Они замолчали, тема была исчерпана, допили чай и поехали домой на Милитари-Трейл.
– Я обещал ему кофе, – вспомнил Маршалл, увидев пикап, стоящий все на том же месте.
– Он, наверное, жутко разозлился, – сказала Джилл.
– Ну нет. Джек всегда очень спокоен. – Маршалл подъехал к дому и протянул Джилл ключи. – Ты иди, а я пойду его проведаю.
– Я поставлю кофе.
Он пересек улицу и с озорной и одновременно извиняющейся улыбкой направился к пикапу. Димпл сидел неподвижно, на его лице застыло суровое выражение. Маршалл помахал рукой и улыбнулся еще шире.
Состояние счастья, в котором он пребывал, ослабило интуицию. Только на расстоянии нескольких шагов от машины возникло тревожное чувство. Подбежав, он распахнул дверцу пикапа.
Еще прежде чем он увидел Джека Димпла, сидящего с привязанными к рулевому колесу руками, с потеками застывшей крови из пулевого отверстия в задней части шеи, Маршалл понял, что тот мертв. Он резко обернулся, Джилл с ключом в руке собиралась открыть дверь дома.
– Нет! – закричал он на всю улицу. – Беги, Джилл, беги, беги, беги! – Застыв от неожиданности, она не могла понять, что случилось. – Прячься за машину! – Он бросился к ней. – Уходи, уходи!
Быстро придя в себя, она укрылась за «гранадой». Маршалл еще бежал, когда из дома раздались первые автоматные очереди, вокруг засвистели пули, разбрызгивая осколки асфальта. Добравшись до «гранады», он распахнул дверь и выхватил из-под приборной доски свой автоматический кольт 45-го калибра. Затем повернулся к Джилл, укрывшейся за задним колесом. Убедившись, что она не пострадала, он схватил ее и, прячась за машиной, потащил в сторону деревьев – предмета гордости соседа. Никто больше не стрелял. Казалось, опасность миновала.
Вдали раздался вой полицейской сирены. Вероятно, сосед услышал выстрелы и вызвал полицию.
– Оставайся здесь, – велел Маршалл. Весь вид Джилл говорил о том, что она не может его ослушаться. Под прикрытием деревьев он подобрался к дому. Ничего, вызывающего тревогу, – ни движения занавесок, ни теней внутри.
За одним из домов послышался звук автомобильного двигателя. Полицейские сирены приближались. Теперь надо проверить, остался ли кто-нибудь в доме или все бежали через заднюю дверь. Он высунулся наполовину из-за деревьев, превратившись в открытую мишень.
Никакой реакции. Никаких признаков присутствия посторонних в доме. Послышался шум отъезжающего автомобиля. Маршалл выскочил из укрытия и, петляя, бросился к дому. Подбежав к двери, посторонился, опасаясь выстрелов изнутри. Снова все тихо. На улицу выехал синий фургон и стал быстро удаляться. Он узнал его: фургон принадлежал его пожилому вдовому соседу. Но за рулем сидел не сосед, в глаза бросились три сжавшиеся мужские фигуры.
Не оставалось ничего иного, как сперва проверить дом. Где же, черт возьми, полицейская машина?
Он осторожно повернул ручку и попробовал открыть дверь. Заперто изнутри. Фургон исчез за поворотом. Пятясь с пистолетом, направленным к двери, Маршалл стал спускаться с крыльца.
Ничего. Тихо.
Они бежали через заднюю дверь и уехали в фургоне. Он бросился к «гранаде», собираясь в погоню, но обе передние шины оказались простреленными. Так далеко не уехать. Огляделся по сторонам. Ни одной машины поблизости, кроме пикапа Джека Димпла. Вспомнив, что ключи у него в кармане, побежал к машине.

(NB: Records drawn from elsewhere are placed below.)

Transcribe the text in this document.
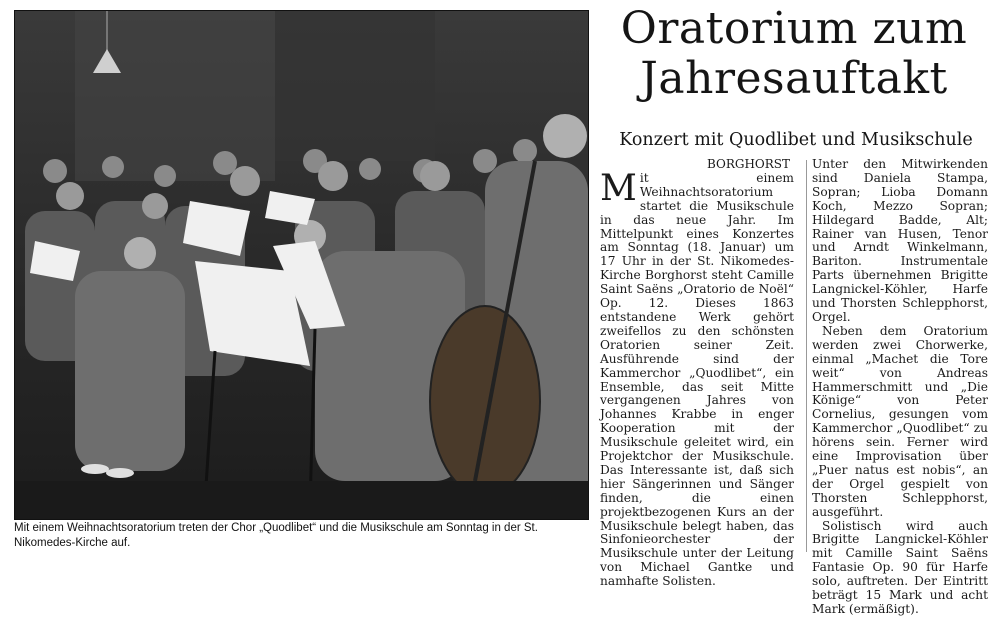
Mit einem Weihnachtsoratorium treten der Chor „Quodlibet“ und die Musikschule am Sonntag in der St. Nikomedes-Kirche auf.

Oratorium zum
Jahresauftakt
Konzert mit Quodlibet und Musikschule
BORGHORST

Mit einem Weihnachtsoratorium startet die Musikschule in das neue Jahr. Im Mittelpunkt eines Konzertes am Sonntag (18. Januar) um 17 Uhr in der St. Nikomedes-Kirche Borghorst steht Camille Saint Saëns „Oratorio de Noël“ Op. 12. Dieses 1863 entstandene Werk gehört zweifellos zu den schönsten Oratorien seiner Zeit. Ausführende sind der Kammerchor „Quodlibet“, ein Ensemble, das seit Mitte vergangenen Jahres von Johannes Krabbe in enger Kooperation mit der Musikschule geleitet wird, ein Projektchor der Musikschule. Das Interessante ist, daß sich hier Sängerinnen und Sänger finden, die einen projektbezogenen Kurs an der Musikschule belegt haben, das Sinfonieorchester der Musikschule unter der Leitung von Michael Gantke und namhafte Solisten.

Unter den Mitwirkenden sind Daniela Stampa, Sopran; Lioba Domann Koch, Mezzo Sopran; Hildegard Badde, Alt; Rainer van Husen, Tenor und Arndt Winkelmann, Bariton. Instrumentale Parts übernehmen Brigitte Langnickel-Köhler, Harfe und Thorsten Schlepphorst, Orgel.

Neben dem Oratorium werden zwei Chorwerke, einmal „Machet die Tore weit“ von Andreas Hammerschmitt und „Die Könige“ von Peter Cornelius, gesungen vom Kammerchor „Quodlibet“ zu hörens sein. Ferner wird eine Improvisation über „Puer natus est nobis“, an der Orgel gespielt von Thorsten Schlepphorst, ausgeführt.

Solistisch wird auch Brigitte Langnickel-Köhler mit Camille Saint Saëns Fantasie Op. 90 für Harfe solo, auftreten. Der Eintritt beträgt 15 Mark und acht Mark (ermäßigt).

Димпл сидел все в той же застывшей позе. Открыв дверь, Маршалл отодвинул как можно дальше безвольное тело и втиснулся рядом. Руки Димпла были привязаны проволокой к рулевому колесу, грубая сталь глубоко врезалась в мертвую кожу.
– Зараза, – выругался Маршалл, вставляя ключ в замок зажигания, включил четвертую скорость и рванул с места. Дорога, по которой уехал фургон, делала петлю и соединялась с шоссе.
Пикап, виляя, пошел в обратном направлении, наперерез фургону, привязанное к рулю тело Димпла сковывало движения, и Маршалл изо всех сил пытался выровнять машину. Повернув за угол, он увидел Джилл, она уже вышла из-за деревьев, и лицо ее выражало полную растерянность.
На улицу выехала полицейская машина и пронеслась навстречу в сторону дома. Маршалл не обратил на нее внимания, он должен достичь перекрестка до того, как там окажется фургон. Вот он уже показался из-за поворота, Маршалла охватила радость – успел. Он снизил скорость, поджидая преступников. Когда они приблизились, пикап на полном ходу выскочил из переулка и ударил фургон в бок. Обе машины заскользили по асфальту и влетели во двор дома напротив.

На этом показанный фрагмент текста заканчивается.